Mutsu no sabía que responder, no estaba segura de cómo darle ánimos a su amiga o a sí misma. O al menos hasta que una idea bastante estúpida se instaló en su cabeza.

- ¿En los conciertos revenden entradas? - preguntó la mayor

Kagura pereció ser por primera vez la voz de la razón.

- Apenas podíamos permitirnos las entradas normales, ¿Cómo debemos pagar unas al doble de precio? - preguntó la menor

Aunque le doliese admitirlo, la menor tenía toda la razón.

- ¿Y si... nos colamos? - preguntó Mutsu mientras se mordía el labio avergonzada

Kagura la miró sorprendida, su amiga no podía estar diciendo aquellas palabras.

- ¿Qué le hiciste a mi amiga aburrida y buena? - preguntó Kagura con miedo

- ¿Quieres ir al concierto o no? - preguntó Mutsu molesta por ser llamada aburrida

No hizo falta respuesta alguna.

Dos días más tarde, las jóvenes estaban preparadas para la tarea más difícil de sus vidas, colarse en un concierto y no morir en el intento, o ser pilladas que podía ser mucho peor.

Había tanta gente, que perderse y colarse entre todos acabaría siendo un juego de niños. O al menos eso pensaron las dos jóvenes, pues la seguridad era alta y no tuvieron oportunidad alguna de entrar da igual lo mucho que lo intentaron.

Las chicas suspiraron deprimidas mientras se sentaban en la acera ahora vacía. La primera canción comenzaba a sonar en el recinto y ellas se lo estaban perdiendo.
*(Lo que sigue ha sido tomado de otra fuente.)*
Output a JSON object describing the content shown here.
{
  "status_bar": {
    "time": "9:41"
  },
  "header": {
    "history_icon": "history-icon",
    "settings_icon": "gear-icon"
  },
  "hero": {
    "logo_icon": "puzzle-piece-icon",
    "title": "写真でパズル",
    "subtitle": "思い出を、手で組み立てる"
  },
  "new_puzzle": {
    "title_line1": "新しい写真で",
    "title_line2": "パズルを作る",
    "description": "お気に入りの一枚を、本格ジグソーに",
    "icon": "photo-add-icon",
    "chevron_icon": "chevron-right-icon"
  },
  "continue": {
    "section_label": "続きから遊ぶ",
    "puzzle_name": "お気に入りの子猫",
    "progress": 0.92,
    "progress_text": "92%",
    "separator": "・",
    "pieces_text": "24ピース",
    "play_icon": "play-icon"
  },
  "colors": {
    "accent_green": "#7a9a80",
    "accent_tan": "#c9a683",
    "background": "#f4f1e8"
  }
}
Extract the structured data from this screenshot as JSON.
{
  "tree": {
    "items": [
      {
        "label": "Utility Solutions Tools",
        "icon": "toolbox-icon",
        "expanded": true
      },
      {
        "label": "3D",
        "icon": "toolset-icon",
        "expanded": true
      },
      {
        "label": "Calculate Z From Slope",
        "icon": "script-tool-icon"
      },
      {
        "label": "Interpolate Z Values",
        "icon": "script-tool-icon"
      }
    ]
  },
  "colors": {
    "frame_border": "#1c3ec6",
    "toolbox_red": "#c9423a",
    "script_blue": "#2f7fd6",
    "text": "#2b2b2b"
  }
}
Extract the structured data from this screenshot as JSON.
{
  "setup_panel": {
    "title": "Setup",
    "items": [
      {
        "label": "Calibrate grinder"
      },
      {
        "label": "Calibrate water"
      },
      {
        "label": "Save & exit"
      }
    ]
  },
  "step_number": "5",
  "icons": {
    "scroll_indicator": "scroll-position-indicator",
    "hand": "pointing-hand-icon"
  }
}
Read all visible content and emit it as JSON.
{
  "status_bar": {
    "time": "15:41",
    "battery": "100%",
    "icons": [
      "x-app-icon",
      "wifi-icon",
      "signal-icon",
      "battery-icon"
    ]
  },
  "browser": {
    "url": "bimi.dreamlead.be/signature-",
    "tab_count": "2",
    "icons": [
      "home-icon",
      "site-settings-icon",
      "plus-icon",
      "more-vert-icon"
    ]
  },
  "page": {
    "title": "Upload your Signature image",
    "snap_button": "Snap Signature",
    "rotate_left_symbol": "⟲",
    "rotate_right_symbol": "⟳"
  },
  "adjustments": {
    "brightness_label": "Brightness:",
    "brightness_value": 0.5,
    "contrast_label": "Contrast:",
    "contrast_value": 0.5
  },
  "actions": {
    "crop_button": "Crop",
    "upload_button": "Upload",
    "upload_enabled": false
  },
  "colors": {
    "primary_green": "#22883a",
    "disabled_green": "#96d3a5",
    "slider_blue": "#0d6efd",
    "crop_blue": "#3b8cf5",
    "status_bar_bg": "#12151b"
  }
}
Odiaban su suerte.

- ¿Qué demonios hiciste para ahuyentar a nuestras citas? - preguntó enfadado un chico con gafas de sol

- Solo le dije que mi micrófono era mucho mejor y que podía probarlo - se defendió el menor

- Eres un cerdo - insultó el mayor - Por tu culpa tenemos dos entradas de sobra y ya todos entraron al concierto -

- Pregunta a cualquiera si quiere ser tu cita en el concierto, quizás encuentres a otra chica ciega y sorda - se burló el menor

- Te odio - añadió el mayor mientras se quitaba las gafas y dejaba ver sus ojos azules

- Allí hay dos chicas, intenta preguntarles a ellas - propuso el de ojos rubí

Las amigas habían escuchado toda la conversación y no habían movido un solo músculo mientras se miraban y tenían una especie de conversación telepática.

"Entradas gratis" decían los ojos de Kagura, mientras que los de Mutsu parecían más serios "no es una buena idea, son dos raritos". Pero Kagura no dudaba y tenía buenos argumentos "Entradas GRATIS" Mutsu sentía que no podía hacer nada contra ella.

El chico de ojos azules se acercó a las chicas mientras murmuraba con miedo.

- Esto es ridículo, ¿Qué persona en su sano juicio aceptaría entradas gratis de un desconocido? Pensarán que soy un pervertido o secuestrador -

Las jóvenes se giraron ante el monólogo del chico, pero no entendían nada.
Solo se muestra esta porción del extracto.